De même que Radek, Piatakov et des dizaines d'autres qui développaient en apparence une campagne acharnée contre Trotsky mais qui étaient en réalité ses agents secrets, de même, Hernan Laborde n'a fait que se couvrir du stalinisme pour mener efficacement son travail de sape trotskyste. Les preuves ? Il existe plus qu'il n'en faut ! Prenons la plus simple, la plus claire. De nombreuses personnes ont plus d'une fois manifesté leur étonnement de voir à la tête du parti communiste du Mexique un homme dont les discours, les déclarations, les dénonciations, étaient caractérisées par le fait qu'elles portaient l’empreinte d'une exceptionnelle imbécilité. En vérité, seule l’innocente simplicité pouvait prendre pour argent comptant cette imbécilité. Exécutant les diaboliques desseins de la IV° Internationale, Hernàn Laborde se plaisait à se faire passer pour un imbécile afin de discréditer ainsi d'autant mieux le Comintern. Pour que tous répètent partout qu'il y avait à la tête de la section mexicaine un individu sans intelligence ni conscience.
Le masque de l'imbécilité est nécessaire à la ruse trotskyste pour mieux réaliser son travail de sape.
En ce qui concerne la participation immédiate de Laborde à la préparation directe de l'accident de chemin de fer, elle est pleinement démontrée. Dans le tiroir de notre écritoire se trouvent deux noix déposées par Laborde la nuit qui précédait l’accident. La dactyloscopie établira avec certitude que les empreintes digitales sont celles du trotskyste mexicain. Par ailleurs, de telles preuves matérielles ne sont pas tellement nécessaires. De même que les autres contrebandiers, Laborde s’est empressé d'avouer publiquement ses crimes. Ainsi qu'on nous en informe de source digne de foi, Vychinsky lui a déjà envoyé un billet de première pour faire le voyage de Moscou. Nous espérons que cette fois Laborde ne restera pas incognito aux Etats‑Unis, mais qu'il se rendra vraiment dans les bras du G.P.U [3]. Après que le camarade Beria aura réalisé sur lui la rituelle opération chirurgicale [4], les rédacteurs de La Voz de México consacreront à leur maître et ami une notice nécrologique bien sentie, qui se terminera par ces mots ; « Un chien enragé du trotskysme vient d'être liquidé ? Vive Staline, le père peuples ? ».
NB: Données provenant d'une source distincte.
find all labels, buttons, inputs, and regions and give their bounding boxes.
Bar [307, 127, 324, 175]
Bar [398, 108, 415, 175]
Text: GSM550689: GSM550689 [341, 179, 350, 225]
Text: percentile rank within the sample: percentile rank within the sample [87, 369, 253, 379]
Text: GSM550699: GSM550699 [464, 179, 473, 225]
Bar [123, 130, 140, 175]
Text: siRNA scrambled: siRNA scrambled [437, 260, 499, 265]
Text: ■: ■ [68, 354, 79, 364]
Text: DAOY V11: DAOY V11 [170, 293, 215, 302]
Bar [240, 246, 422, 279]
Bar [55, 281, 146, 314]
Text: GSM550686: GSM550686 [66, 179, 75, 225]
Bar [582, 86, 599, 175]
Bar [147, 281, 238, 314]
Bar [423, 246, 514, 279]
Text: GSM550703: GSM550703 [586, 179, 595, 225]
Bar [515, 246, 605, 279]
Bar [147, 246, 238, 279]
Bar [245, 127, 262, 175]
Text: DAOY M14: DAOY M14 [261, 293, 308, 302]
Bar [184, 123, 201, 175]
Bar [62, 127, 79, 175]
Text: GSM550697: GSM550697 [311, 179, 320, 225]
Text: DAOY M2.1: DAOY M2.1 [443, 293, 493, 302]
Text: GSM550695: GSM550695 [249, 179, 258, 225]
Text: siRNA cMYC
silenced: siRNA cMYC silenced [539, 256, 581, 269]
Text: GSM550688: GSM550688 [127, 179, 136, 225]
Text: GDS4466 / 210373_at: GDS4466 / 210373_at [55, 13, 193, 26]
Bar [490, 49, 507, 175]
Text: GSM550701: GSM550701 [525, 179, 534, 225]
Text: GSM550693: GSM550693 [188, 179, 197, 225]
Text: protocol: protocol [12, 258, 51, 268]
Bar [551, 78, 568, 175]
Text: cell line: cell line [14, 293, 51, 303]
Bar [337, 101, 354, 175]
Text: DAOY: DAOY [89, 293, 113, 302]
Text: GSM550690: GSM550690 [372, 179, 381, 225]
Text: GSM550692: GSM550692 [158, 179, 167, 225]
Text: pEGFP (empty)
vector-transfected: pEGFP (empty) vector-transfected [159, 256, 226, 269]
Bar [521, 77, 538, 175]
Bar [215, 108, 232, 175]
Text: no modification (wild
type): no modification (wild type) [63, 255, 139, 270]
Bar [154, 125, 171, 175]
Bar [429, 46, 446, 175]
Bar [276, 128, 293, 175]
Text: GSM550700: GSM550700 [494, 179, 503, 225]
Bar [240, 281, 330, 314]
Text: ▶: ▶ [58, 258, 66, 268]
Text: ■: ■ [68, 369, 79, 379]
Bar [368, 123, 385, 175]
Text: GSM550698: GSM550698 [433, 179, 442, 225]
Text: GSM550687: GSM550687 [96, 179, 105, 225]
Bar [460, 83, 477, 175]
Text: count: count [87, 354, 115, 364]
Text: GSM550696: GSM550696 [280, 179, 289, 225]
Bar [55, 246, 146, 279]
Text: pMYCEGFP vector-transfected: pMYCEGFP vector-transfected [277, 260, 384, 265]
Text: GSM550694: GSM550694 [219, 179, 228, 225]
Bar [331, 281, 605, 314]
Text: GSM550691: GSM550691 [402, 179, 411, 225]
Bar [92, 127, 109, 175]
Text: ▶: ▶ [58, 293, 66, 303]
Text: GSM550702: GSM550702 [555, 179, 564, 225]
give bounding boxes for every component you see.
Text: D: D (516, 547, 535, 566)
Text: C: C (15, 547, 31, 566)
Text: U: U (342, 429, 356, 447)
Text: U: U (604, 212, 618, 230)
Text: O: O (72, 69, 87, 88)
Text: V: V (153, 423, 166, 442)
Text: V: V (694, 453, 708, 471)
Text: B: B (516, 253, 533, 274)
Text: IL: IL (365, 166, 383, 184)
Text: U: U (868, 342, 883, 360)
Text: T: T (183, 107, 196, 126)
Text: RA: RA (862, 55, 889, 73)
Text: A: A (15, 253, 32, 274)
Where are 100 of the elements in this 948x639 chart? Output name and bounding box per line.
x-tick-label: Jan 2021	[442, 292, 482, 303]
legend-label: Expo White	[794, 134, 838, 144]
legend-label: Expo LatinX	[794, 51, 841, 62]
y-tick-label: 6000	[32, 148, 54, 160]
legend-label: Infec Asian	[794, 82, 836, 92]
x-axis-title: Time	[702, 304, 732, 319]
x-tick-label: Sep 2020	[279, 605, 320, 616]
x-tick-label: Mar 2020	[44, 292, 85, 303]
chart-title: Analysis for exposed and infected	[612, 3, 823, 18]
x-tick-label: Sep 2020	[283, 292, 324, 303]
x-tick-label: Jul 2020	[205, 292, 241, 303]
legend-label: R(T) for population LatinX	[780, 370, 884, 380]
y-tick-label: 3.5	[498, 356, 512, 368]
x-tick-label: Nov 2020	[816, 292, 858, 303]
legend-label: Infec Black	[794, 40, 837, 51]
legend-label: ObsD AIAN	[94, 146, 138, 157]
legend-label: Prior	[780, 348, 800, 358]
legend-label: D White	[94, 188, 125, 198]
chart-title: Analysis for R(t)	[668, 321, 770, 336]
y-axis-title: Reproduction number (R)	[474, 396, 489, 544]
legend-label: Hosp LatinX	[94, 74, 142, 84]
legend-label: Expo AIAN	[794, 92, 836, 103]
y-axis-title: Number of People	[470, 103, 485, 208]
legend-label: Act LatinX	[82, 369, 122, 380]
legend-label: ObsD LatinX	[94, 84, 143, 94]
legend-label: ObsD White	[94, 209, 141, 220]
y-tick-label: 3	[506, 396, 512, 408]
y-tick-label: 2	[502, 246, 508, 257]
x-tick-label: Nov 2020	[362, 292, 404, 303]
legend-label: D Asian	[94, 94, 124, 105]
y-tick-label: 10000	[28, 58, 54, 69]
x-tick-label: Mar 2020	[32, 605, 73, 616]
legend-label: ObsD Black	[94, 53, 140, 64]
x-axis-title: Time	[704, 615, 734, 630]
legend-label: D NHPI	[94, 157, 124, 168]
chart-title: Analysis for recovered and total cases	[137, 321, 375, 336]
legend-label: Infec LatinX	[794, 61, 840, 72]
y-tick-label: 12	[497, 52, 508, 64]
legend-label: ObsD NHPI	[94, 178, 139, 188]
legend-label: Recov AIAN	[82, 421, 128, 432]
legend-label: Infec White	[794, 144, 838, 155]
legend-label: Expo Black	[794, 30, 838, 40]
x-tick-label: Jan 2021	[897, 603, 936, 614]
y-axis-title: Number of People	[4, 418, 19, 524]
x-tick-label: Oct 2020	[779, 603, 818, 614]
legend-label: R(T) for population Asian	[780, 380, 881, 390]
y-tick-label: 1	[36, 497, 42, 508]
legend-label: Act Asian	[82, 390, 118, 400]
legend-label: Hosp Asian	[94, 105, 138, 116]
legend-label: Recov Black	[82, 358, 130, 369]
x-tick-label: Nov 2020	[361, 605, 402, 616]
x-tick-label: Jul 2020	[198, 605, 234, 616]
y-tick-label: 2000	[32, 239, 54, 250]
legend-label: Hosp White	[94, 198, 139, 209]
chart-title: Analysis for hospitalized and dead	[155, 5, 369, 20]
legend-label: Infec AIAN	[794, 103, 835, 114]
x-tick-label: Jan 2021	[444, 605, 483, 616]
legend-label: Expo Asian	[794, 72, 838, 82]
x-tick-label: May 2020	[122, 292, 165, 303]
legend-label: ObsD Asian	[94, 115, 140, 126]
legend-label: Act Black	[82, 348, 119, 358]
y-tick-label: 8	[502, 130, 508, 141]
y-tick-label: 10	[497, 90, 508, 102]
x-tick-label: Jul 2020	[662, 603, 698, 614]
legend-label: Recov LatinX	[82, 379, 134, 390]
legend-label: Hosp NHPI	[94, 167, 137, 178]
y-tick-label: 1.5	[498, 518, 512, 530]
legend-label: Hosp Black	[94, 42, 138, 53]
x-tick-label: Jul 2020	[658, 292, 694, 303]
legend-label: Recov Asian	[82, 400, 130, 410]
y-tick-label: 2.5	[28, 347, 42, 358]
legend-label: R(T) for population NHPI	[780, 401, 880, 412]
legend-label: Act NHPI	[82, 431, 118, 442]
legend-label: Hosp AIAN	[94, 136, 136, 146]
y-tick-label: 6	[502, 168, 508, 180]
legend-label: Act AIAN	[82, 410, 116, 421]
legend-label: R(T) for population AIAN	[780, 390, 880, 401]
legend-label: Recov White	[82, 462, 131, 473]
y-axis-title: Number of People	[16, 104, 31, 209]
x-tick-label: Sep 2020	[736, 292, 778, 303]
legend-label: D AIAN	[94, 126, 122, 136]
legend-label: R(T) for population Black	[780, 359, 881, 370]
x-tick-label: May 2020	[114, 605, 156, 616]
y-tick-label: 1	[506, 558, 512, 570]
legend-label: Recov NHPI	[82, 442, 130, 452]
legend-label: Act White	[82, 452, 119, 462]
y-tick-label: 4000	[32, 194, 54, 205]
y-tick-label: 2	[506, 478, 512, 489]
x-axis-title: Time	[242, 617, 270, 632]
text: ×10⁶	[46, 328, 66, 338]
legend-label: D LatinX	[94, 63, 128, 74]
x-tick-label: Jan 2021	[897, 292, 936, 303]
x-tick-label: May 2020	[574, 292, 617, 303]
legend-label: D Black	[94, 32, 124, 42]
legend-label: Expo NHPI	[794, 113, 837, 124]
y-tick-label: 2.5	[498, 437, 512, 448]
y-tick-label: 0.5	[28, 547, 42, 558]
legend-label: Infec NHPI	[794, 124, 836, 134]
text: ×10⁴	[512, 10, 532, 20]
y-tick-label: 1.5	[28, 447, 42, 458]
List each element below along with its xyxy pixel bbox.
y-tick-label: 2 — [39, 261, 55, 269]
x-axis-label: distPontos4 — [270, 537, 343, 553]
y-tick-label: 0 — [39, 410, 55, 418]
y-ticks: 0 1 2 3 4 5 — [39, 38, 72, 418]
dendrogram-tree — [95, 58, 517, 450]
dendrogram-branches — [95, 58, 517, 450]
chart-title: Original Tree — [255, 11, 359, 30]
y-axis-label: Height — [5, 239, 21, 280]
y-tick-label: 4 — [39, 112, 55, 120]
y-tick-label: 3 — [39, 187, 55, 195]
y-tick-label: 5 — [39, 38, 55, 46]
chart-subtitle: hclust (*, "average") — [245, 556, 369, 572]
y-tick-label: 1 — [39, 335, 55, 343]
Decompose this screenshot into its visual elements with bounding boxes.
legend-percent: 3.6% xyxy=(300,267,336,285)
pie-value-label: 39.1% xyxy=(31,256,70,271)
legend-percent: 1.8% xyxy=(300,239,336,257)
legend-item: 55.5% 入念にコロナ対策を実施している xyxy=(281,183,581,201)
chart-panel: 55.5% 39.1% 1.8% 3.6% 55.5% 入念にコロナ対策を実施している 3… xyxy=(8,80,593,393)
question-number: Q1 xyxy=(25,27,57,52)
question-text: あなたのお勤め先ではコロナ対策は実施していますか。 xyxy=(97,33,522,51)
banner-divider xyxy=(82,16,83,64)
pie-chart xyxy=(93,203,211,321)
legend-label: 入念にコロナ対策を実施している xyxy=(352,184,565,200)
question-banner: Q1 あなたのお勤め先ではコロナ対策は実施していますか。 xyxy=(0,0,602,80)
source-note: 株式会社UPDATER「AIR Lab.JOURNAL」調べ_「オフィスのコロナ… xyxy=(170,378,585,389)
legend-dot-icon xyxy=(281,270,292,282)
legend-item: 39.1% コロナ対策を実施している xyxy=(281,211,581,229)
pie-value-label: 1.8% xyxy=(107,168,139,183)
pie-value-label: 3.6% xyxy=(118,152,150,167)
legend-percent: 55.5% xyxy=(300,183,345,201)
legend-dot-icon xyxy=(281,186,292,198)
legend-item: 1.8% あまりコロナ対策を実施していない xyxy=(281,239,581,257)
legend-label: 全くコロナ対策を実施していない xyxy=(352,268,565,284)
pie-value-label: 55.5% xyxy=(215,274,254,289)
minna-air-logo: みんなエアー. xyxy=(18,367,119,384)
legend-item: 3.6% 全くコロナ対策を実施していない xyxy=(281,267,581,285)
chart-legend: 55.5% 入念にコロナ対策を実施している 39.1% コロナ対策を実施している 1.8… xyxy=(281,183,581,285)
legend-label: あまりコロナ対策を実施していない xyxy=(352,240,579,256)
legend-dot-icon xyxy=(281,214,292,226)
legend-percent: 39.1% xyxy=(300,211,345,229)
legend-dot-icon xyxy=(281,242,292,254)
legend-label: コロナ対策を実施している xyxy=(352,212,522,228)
Et tout le parti « communiste » du Mexique dira « Amen » !
Notes
[1] C'était le 21 décembre 1938 qu'avait eu lieu entre Irolo et Ometusco une terrible catastrophe ferroviaire, qui avait fait 54 morts.
[2] Hernàn Laborde (1896‑1955), cheminot, dirigeant de la Union de Trabajadores Ferrocarriles, porté en 1929 au secrétariat général du P.C.M., s'était évidemment distingué dans la campagne de calomnies contre Trotsky. Ce dernier savait‑il que son élimination se préparait sous l'accusation de « trotskysme » ? Ce n'est pas certain, mais l'hypothèse ne peut pas non plus être écartée.
[3] Au cours de l'année 1938 (Œuvres, 18, pp. 273‑275), Laborde avait séjourné aux Etats‑Unis dans le cadre des préparatifs pour ce qu'on appelait alors « l'action directe » contre Trotsky, c'est‑à‑dire son assassinat. La version officielle du P.C. pour son absence avait été qu'il séjournait à Moscou.
[4] Lavrenti P. Beria (1899‑1953), un Géorgien, venait de succéder à Ejov à la tête des services politiques policiers (G.P.U.). L' « opération chirurgicale » est évidemment l'exécution sans jugement.